L’Empereur avait donné les ordres de départ pour midi. Il y eut des indiscrétions de la livrée. Dès onze heures, la foule se massa dans la rue du faubourg Saint-Honoré, criant à pleine gorge : « Vive l’Empereur ! Vive l’Empereur ! Ne nous abandonnez pas ! « Trop ému pour affronter ces acclamations, et appréhendant peut-être qu’une chère violence ne le retînt dans le palais au mépris de sa promesse à Carnot, Napoléon fit sortir les carrosses avec ses aides de camp et l’escorte par la grande porte de l’Elysée ; lui-même gagna à pied la petite porte du jardin où stationnait la voiture de ville de Bertrand ; il y monta avec celui-ci et ne reprit son carrosse que passé la barrière de Chaillot.

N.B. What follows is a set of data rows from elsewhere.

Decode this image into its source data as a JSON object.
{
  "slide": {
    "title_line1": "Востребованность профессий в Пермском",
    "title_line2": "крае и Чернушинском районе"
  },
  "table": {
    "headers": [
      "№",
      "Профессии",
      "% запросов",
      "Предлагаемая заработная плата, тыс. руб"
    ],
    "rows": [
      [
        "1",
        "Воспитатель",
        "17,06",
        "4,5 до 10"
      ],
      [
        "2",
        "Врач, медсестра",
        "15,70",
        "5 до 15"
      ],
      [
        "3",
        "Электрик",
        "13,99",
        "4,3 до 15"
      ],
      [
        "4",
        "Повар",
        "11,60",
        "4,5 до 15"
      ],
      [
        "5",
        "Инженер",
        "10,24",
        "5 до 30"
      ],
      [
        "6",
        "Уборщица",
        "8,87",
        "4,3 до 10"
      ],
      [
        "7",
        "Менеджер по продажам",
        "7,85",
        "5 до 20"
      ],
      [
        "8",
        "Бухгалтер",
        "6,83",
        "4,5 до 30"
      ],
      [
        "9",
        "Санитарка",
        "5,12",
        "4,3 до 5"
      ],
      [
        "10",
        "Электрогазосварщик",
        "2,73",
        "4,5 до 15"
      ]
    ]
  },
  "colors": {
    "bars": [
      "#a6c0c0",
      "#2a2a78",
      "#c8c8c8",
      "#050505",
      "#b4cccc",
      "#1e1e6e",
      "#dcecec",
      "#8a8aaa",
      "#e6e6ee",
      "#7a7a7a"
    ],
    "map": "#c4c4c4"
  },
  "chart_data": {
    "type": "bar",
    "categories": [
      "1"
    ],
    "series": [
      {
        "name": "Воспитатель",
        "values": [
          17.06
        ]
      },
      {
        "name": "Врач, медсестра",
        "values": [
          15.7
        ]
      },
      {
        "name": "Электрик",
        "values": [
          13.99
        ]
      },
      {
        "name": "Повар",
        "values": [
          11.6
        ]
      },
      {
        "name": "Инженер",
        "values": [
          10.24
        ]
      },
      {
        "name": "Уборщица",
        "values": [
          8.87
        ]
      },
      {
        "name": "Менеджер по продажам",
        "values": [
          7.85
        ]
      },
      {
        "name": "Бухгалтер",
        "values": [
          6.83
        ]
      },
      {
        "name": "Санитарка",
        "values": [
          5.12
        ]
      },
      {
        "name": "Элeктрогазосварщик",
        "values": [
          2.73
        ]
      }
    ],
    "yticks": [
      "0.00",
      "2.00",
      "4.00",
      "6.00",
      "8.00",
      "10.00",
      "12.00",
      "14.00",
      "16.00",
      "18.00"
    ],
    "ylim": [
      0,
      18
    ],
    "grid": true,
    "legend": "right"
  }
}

La nouvelle fut apportée à Fouché comme il présidait la Commission de gouvernement. Il resta encore en défiance. La Malmaison n’était pas, après tout, si éloignée de Paris, et l’on pouvait craindre quelque démarche de généraux, de groupes d’officiers, susceptible d’entraîner l’Empereur. Pour plus de sûreté, Fouché fit, séance tenante, décider par la Commission que le général Becker, député du Puy-de-Dôme, recevrait le commandement de la garde de Napoléon à la Malmaison. Becker était en disgrâce depuis 1810 pour la liberté de ses opinions : c’est pourquoi Fouché l’avait désigné ; mais ce brave soldat, peu empressé de remplir ce rôle équivoque, accourut aussitôt chez Davout, le priant avec insistance d’en charger un autre officier général. Le ministre réitéra l’ordre au nom de la Commission exécutive. Becker dut partir dans la soirée pour la Malmaison. Ses instructions portaient : « L’honneur de la France commande de veiller à la conservation de l’empereur Napoléon. L’intérêt de la patrie exige qu’on empêche les malveillans de se servir de son nom pour exciter des troubles. » Il n’était pas besoin de lire beaucoup entre les lignes pour comprendre que Fouché entendait qu’à la Malmaison Napoléon fût prisonnier. Et, dans la pensée secrète du duc d’Otrante, ce prisonnier était aussi un otage.